I mean, sure. Maybe it doesn’t have to come to actually firing the guns. Maybe the point is that the guns, merely as possessions, will be sufficient to deter government action. But the government currently has tanks and stealth bombers and nuclear weapons. And while “arms” does not, strictly speaking, mean guns, the NNWA (National Nuclear Weapon Association) has failed to gain sufficient lobbying power to reinterpret that word in this amendment to ensure that we all have a right to our own household mini-nuke. Though, really, if the framers’ intent was to guarantee that we could deter the government, then that’s what we deserve. Not that anyone currently shooting up the place would possibly misuse a household mini-nuke.
The point is that the argument for individual ownership of guns in a truly private setting requires the belief that people should be able to bear (and presumably fire) guns at the government to prevent their liberty from being infringed. It is strange that so many die-hard second amendment advocates, or at least those who claim to advocate the amendment, the NRA, and its ilk, are simultaneously so angry at Edward Snowden. He merely fired information at the government in order to defend his liberty. Despite repeated claims that someone, somewhere, would die for his actions, no humans were killed in the making of his leak. And yet the amendment so vaunted should actually have given him the right to shoot up the NSA had they tried to stop him.
I know the tone of this post is glib in places, which you’d be within your rights to find inappropriate in the wake of the latest* shooting in San Bernardino. At least 14 people are dead by the volitional acts of their countrymen. But make no mistake, this is serious business: it is incoherent to simultaneously defend the second amendment and decry terrorism. Not just because one tends to lead to the other, but because one literally authorizes the other.
*I hope. I haven’t checked the news in the hour or so it’s taken to write this post.
My only explanation of how this country can continue to cling to this fatally flawed amendment in the wake of the cascading reality of mass-shooting culture is that we are so pridefully obsessed with our self-image as a country that we are categorically incapable of admitting mistakes. It’s how a nation can continue to not apologize for genocide, slavery, internment camps, and bombing the civilians of nearly every other country on the planet. It’s how a nation can continue to demand that all of its leaders believe and regularly proclaim that the country itself is the epitome of human perfection. It’s how a nation can continue to make the same mistakes over and over and over, at home and abroad, for a willful refusal to even try to learn.

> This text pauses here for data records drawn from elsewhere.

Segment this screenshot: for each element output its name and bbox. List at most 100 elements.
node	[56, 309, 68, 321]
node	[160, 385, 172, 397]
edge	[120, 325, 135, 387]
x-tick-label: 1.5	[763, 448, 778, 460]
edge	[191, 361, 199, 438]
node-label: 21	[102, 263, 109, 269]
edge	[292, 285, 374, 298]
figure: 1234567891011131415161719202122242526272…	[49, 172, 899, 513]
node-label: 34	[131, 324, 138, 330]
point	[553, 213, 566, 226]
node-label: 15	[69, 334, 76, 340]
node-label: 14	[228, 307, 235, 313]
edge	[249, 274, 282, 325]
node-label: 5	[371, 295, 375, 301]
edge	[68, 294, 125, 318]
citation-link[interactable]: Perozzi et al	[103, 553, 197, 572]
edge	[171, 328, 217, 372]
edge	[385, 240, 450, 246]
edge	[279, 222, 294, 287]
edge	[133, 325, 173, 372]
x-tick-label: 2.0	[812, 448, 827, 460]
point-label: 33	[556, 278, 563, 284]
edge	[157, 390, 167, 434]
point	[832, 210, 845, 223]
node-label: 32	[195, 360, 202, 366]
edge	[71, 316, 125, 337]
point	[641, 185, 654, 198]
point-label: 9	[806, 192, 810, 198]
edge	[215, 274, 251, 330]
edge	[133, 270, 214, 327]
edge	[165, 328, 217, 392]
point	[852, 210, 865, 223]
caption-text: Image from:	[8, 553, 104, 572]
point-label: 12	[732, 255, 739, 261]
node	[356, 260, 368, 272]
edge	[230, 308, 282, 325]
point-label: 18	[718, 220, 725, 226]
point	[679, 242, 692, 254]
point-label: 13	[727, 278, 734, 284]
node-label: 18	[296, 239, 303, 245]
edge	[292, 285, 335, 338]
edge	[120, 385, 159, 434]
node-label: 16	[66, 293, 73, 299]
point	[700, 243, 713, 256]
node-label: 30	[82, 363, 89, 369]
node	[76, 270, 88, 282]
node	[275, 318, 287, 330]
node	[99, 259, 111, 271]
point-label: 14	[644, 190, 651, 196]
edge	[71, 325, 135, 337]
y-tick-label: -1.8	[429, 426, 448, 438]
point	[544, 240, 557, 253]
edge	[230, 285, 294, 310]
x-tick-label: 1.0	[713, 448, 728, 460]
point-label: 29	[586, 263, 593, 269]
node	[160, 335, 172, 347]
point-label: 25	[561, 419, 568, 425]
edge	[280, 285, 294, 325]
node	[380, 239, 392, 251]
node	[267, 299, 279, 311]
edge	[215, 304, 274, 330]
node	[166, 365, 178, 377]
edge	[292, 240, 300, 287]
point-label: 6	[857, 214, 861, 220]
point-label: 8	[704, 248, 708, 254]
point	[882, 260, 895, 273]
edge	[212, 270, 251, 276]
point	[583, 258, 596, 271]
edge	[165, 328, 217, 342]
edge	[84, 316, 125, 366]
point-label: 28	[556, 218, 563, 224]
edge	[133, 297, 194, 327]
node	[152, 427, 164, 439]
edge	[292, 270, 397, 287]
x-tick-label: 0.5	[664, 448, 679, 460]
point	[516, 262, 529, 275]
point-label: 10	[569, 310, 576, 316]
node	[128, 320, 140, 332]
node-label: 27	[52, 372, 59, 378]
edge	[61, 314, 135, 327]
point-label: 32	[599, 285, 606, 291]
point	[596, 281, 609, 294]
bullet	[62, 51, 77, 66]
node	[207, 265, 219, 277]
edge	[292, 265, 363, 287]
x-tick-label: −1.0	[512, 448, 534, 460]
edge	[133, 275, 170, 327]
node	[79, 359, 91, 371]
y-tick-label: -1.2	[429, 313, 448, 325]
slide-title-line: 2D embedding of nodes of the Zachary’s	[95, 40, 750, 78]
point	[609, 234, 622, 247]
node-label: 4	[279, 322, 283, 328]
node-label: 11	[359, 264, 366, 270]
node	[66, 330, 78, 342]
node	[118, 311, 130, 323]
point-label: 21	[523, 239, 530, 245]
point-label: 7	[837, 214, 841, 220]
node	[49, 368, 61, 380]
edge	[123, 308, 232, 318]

Look, the amendments aren’t ironclad. We outlawed slavery at some point with a new amendment. We even undid an amendment with a later amendment! We didn’t always have this infallible notion of ourselves. The framers whose intent we care so much about were a band of unruly, arguing misfits with no governmental experience. They would probably have been delighted to hear that we’d make it past 200 years, but equally horrified that we were carting around their precise verbiage like holy relics. Think about how much Washington, Adams, Jefferson, and Franklin cared for the traditional order of their time. Then think about San Bernardino.
I said San Bernardino.
It was the one after the Planned Parenthood Clinic but before the other… oh, never mind.